Y. A. : « Il s’agit d’un mythe bâti autour du Newroz, le nouvel an kurde : on raconte qu’un tyran exigeait que les paysans de son royaume lui abandonnent leurs enfants. Mais un jour, un paysan se rebella et égorgea le despote, puis alluma un feu au sommet de la montagne pour faire savoir au peuple qu’il était libre. C’est cet événement qui a donné naissance au peuple kurde. »

- : « Comment avez-vous travaillé la photo du film ? »

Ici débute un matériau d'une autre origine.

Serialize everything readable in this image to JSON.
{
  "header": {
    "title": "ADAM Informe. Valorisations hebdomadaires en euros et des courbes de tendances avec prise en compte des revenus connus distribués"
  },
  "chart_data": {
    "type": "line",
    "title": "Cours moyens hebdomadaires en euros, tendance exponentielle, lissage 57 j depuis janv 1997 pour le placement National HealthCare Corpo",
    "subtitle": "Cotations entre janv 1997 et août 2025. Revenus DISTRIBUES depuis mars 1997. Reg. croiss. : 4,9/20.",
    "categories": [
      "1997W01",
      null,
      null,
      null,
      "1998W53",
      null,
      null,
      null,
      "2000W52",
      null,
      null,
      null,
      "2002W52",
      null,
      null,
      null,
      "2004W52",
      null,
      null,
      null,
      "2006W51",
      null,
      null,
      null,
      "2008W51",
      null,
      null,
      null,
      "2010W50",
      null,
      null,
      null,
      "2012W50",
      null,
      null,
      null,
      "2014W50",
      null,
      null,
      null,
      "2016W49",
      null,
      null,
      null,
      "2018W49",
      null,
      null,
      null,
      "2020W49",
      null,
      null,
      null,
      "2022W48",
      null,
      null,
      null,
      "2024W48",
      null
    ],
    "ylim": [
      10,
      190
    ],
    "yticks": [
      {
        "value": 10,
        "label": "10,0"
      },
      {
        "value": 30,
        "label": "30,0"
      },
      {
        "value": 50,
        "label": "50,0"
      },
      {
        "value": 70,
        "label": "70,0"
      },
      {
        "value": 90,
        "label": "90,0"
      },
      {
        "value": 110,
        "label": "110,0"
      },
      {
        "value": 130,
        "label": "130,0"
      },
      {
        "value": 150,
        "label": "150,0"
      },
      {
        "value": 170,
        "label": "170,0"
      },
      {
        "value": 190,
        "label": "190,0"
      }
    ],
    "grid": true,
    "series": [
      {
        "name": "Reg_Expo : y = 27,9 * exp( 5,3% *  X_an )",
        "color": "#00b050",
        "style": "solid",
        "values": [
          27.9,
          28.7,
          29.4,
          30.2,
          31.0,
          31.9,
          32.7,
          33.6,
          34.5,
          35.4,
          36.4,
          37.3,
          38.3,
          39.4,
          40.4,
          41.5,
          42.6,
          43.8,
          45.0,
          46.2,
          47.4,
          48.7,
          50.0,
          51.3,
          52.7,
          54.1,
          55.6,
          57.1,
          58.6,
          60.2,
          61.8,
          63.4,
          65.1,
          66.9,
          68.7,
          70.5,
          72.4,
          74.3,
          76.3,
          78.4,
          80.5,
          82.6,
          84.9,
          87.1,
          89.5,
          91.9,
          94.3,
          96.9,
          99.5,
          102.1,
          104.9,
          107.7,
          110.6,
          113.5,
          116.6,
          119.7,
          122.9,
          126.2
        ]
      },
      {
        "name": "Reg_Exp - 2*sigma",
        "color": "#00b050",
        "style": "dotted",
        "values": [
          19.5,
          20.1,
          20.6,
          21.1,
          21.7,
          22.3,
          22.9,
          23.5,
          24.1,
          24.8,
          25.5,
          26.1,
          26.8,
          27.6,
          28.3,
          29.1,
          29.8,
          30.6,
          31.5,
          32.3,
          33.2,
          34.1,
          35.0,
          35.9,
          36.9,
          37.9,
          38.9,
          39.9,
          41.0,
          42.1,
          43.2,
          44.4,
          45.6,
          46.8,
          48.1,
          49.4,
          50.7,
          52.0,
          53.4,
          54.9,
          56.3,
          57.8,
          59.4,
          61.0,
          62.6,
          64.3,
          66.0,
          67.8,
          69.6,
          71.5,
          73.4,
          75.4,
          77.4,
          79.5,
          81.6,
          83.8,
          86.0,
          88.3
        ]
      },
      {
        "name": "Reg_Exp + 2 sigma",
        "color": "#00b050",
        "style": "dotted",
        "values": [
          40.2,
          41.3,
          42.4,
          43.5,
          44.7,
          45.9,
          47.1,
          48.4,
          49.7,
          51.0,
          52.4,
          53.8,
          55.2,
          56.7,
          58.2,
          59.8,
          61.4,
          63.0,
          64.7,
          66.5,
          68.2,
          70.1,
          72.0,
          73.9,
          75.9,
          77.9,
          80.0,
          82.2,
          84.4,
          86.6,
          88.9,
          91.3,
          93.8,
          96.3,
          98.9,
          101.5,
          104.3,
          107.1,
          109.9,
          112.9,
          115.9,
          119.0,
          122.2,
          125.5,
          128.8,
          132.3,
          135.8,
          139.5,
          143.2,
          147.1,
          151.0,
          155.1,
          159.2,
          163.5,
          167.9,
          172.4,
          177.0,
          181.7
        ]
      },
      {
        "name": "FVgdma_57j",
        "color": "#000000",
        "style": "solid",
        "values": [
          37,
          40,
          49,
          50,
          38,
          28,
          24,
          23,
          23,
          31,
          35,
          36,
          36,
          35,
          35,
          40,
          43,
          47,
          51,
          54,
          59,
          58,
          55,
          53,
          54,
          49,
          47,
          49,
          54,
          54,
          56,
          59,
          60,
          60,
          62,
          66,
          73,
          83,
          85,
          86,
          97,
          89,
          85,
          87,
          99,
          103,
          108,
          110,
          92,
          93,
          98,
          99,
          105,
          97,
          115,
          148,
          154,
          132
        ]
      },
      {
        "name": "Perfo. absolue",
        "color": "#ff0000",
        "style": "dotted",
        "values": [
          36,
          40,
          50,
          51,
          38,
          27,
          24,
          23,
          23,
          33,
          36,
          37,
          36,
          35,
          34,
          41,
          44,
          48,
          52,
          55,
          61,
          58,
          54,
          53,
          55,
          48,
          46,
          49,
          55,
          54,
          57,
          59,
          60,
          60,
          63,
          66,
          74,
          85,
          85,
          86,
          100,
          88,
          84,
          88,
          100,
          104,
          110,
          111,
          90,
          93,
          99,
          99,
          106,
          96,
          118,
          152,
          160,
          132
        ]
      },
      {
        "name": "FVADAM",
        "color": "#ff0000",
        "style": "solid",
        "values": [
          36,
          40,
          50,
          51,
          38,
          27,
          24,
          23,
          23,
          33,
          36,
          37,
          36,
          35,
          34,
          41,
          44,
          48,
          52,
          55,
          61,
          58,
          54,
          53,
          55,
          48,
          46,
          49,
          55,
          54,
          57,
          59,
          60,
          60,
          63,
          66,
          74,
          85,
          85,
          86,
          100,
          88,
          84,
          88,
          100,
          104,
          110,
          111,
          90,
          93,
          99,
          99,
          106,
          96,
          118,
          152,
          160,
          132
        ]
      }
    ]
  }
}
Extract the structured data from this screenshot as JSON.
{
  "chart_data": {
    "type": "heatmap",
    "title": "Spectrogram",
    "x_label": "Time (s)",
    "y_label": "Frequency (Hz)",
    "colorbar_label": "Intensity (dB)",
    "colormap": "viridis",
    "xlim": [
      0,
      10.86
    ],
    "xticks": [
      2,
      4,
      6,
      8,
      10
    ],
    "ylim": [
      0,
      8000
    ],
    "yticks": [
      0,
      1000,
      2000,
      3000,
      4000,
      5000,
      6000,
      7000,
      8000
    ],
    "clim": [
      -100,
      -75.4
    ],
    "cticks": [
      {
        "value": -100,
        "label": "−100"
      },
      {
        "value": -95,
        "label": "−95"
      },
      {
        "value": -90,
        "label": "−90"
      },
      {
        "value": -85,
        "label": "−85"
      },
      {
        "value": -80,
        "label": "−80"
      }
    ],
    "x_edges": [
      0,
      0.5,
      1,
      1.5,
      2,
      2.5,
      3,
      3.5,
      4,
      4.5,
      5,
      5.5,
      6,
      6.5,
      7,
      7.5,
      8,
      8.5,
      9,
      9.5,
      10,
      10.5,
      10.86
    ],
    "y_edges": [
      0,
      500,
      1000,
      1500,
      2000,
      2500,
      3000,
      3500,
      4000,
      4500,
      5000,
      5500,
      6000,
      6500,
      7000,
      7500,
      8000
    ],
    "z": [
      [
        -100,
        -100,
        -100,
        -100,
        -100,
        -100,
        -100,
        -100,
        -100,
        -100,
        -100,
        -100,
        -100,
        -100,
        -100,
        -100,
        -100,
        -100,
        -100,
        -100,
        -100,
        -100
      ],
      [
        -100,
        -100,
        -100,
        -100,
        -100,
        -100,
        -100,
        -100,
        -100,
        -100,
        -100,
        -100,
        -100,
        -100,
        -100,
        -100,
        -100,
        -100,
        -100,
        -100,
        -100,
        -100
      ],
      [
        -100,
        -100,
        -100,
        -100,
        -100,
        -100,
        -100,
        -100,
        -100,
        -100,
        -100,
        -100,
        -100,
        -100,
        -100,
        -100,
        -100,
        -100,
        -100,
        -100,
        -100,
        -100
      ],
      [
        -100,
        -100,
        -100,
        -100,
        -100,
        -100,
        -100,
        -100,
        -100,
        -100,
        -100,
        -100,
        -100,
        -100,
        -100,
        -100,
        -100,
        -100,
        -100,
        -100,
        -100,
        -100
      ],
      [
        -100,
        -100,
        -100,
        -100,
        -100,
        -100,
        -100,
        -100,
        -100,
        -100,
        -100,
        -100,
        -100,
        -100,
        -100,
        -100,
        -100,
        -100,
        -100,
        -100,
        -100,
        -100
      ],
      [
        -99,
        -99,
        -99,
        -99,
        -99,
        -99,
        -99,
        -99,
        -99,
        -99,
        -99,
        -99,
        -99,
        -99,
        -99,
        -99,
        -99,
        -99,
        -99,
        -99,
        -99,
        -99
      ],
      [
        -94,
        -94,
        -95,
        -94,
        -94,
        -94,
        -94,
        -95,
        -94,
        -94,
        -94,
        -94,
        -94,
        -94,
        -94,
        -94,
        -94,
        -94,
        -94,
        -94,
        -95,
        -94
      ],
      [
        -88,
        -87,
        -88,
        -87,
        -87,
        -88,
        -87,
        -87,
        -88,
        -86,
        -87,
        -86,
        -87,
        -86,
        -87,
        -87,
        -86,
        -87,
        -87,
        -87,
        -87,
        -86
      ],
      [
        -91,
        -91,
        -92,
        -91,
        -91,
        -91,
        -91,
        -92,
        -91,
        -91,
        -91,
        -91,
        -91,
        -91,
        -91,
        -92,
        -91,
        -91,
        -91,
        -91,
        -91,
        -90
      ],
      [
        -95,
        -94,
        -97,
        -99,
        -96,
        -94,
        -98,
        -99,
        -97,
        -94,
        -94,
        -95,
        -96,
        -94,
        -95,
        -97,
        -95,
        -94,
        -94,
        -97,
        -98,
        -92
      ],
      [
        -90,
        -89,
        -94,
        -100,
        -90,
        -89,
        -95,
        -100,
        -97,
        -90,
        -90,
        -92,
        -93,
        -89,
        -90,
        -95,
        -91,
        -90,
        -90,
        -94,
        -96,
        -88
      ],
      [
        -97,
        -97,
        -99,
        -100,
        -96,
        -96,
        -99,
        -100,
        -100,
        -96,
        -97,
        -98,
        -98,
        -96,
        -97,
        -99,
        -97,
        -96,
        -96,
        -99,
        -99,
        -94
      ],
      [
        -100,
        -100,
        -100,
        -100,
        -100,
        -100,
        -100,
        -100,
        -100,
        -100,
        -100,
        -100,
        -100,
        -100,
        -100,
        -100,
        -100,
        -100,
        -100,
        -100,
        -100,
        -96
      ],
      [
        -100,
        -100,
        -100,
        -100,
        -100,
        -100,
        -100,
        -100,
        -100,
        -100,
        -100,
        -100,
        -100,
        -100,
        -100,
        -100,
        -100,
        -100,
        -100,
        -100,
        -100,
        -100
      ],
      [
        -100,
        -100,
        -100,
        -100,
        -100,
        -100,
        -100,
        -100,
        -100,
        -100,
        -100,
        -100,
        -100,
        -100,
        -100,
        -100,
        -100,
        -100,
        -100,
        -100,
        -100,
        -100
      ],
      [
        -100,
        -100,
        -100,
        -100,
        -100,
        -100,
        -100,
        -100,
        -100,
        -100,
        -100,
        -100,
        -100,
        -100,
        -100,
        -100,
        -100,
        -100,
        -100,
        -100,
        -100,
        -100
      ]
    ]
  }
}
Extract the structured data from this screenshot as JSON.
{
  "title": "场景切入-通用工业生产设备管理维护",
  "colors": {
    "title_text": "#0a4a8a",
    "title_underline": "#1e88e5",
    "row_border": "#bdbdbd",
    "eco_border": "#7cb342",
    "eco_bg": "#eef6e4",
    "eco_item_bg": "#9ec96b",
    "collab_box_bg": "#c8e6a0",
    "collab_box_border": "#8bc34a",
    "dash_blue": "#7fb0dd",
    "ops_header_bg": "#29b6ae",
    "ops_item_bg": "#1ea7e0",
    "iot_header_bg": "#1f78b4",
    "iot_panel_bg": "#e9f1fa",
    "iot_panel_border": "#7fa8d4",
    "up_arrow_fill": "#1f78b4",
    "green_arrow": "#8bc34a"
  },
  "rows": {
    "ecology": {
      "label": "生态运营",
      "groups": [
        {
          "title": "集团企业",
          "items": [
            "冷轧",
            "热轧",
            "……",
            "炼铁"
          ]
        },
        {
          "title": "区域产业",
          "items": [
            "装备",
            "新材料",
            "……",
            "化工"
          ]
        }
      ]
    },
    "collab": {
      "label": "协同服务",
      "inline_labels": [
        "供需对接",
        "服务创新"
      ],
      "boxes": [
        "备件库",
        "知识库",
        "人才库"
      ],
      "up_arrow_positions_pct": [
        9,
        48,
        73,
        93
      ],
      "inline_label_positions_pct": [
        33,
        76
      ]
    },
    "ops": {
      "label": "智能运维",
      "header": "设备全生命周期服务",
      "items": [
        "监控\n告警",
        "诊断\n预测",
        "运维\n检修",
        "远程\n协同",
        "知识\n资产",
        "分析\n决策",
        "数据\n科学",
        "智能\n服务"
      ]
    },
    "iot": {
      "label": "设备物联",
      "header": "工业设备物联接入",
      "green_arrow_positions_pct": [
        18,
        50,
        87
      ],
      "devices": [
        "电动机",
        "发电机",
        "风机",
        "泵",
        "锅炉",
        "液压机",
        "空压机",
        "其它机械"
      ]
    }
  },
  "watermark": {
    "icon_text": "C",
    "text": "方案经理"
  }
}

Y. A. : « J’ai beaucoup discuté, en amont du tournage, avec le chef-opérateur, pour qui c’était son premier long métrage. Je me méfie beaucoup des éclairages artificiels, et je ne voulais surtout pas d’une lumière «esthétisante». Je suis donc allé dans une direction naturaliste, à la limite du documentaire. »


- : « Comment avez-vous choisi les jeunes comédiens du film ? »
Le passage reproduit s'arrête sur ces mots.